Romania to Lure Investors as Bond Risk Drops, BNP Paribas Says

Romania is set to win back investors who sold the country’s assets during its political turmoil last month as International Monetary Fund support cuts government bond risk, according to BNP Paribas SA.

Investors should sell Romania’s five-year credit default swaps against the SovX CEEMEA index of peers in emerging Europe, the Middle East and Africa. Improving creditworthiness is set to cut the extra cost of insuring the Balkan country’s debt over the benchmark to 90 basis points from 145, the bank said in a report today.

The IMF and Romania reached a staff-level agreement to unlock the next tranche of a precautionary 5 billion-euro ($6.2 billion) loan, the Washington-based lender said on Aug. 14 after a review of the country’s loan accord. The leu is slightly undervalued and has scope to appreciate, the IMF said that day.

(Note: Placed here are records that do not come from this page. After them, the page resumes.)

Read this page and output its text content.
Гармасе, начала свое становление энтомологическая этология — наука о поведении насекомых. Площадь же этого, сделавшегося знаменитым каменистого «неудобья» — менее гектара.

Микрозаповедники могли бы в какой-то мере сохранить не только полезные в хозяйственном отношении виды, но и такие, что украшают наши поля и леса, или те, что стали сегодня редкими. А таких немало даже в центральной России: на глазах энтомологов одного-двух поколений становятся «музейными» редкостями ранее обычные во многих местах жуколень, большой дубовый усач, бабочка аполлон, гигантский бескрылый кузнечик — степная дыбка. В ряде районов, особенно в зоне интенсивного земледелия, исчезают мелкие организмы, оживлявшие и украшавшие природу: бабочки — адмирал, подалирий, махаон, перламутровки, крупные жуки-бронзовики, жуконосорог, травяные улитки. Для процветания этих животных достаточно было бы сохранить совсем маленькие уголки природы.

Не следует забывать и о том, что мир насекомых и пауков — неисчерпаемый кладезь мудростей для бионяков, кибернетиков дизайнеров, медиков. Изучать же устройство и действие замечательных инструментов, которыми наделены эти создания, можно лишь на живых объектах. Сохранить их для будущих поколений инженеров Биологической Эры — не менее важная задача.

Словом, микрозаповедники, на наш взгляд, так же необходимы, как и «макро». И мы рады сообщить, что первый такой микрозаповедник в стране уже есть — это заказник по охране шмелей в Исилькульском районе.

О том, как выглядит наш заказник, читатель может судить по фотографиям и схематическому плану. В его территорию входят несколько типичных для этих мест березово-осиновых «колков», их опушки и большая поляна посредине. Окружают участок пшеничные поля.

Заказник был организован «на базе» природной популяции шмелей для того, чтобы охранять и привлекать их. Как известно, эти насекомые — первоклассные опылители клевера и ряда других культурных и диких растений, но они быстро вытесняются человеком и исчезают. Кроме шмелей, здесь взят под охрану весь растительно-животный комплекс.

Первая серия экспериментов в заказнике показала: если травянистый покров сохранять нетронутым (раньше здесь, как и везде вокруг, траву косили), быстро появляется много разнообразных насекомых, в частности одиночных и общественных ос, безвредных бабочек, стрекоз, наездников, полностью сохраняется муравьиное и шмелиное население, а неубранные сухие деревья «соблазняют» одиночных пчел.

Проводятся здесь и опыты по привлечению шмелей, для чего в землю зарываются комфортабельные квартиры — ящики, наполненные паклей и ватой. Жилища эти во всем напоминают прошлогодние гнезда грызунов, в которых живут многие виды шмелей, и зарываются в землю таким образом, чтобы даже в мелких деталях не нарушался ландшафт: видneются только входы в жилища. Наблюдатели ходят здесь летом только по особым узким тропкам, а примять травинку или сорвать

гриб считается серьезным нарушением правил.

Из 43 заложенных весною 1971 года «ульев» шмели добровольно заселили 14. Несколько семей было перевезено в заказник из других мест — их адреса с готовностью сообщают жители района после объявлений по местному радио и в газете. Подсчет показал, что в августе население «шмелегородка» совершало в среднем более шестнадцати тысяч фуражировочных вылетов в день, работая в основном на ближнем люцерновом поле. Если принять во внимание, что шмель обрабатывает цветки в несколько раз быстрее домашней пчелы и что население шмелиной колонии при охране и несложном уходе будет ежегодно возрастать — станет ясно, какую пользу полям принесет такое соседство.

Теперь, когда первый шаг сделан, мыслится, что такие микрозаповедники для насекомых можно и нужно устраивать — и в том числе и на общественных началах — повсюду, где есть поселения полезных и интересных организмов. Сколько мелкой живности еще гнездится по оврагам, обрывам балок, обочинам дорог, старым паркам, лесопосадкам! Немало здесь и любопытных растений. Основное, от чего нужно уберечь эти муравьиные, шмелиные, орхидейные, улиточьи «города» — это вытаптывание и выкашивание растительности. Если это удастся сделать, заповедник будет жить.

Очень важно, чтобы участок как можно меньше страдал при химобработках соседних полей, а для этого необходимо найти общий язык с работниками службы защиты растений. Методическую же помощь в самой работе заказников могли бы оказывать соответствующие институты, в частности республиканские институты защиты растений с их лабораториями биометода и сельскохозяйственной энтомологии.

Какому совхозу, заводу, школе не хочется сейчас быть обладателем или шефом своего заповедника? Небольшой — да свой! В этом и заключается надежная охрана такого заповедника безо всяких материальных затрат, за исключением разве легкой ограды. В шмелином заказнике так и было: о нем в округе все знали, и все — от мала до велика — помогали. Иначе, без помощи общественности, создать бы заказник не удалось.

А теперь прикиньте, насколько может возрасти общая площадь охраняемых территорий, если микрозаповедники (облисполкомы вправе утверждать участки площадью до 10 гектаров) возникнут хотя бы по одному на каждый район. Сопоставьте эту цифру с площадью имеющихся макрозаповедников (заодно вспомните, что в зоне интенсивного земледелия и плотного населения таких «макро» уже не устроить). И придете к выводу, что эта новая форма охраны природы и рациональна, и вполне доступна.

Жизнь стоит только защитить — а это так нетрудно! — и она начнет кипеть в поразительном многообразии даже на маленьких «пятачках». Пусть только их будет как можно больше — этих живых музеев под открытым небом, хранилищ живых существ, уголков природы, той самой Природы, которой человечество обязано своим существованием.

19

“The IMF’s comments about the undervaluation of the leu were particularly helpful in restoring confidence in leu assets,” Bartosz Pawlowski, BNP’s London-based chief strategist for the region, said in the report. The IMF review “should be a significant trigger for investors who became concerned about the credit of Romania following the political turmoil,” he said.

Romania’s default swaps were little changed today at 391 basis points, near the lowest level in more than three months. The country’s 2022 dollar-denominated bonds climbed for a fifth day, bringing the yield’s decline this week to 32 basis points, or 0.32 percentage point.

The constitutional court will meet Aug. 21 to debate whether a July 29 vote to impeach suspended President Traian Basescu is valid. The power struggle between Basescu and Prime Minister Victor Ponta in the past two months pushed the leu to an all-time low of 4.6520 per euro on Aug. 3. The Romanian currency has gained 1.1 percent since the IMF statement.

The “recovering currency and cheap valuations should attract inflows,” Pawlowski said.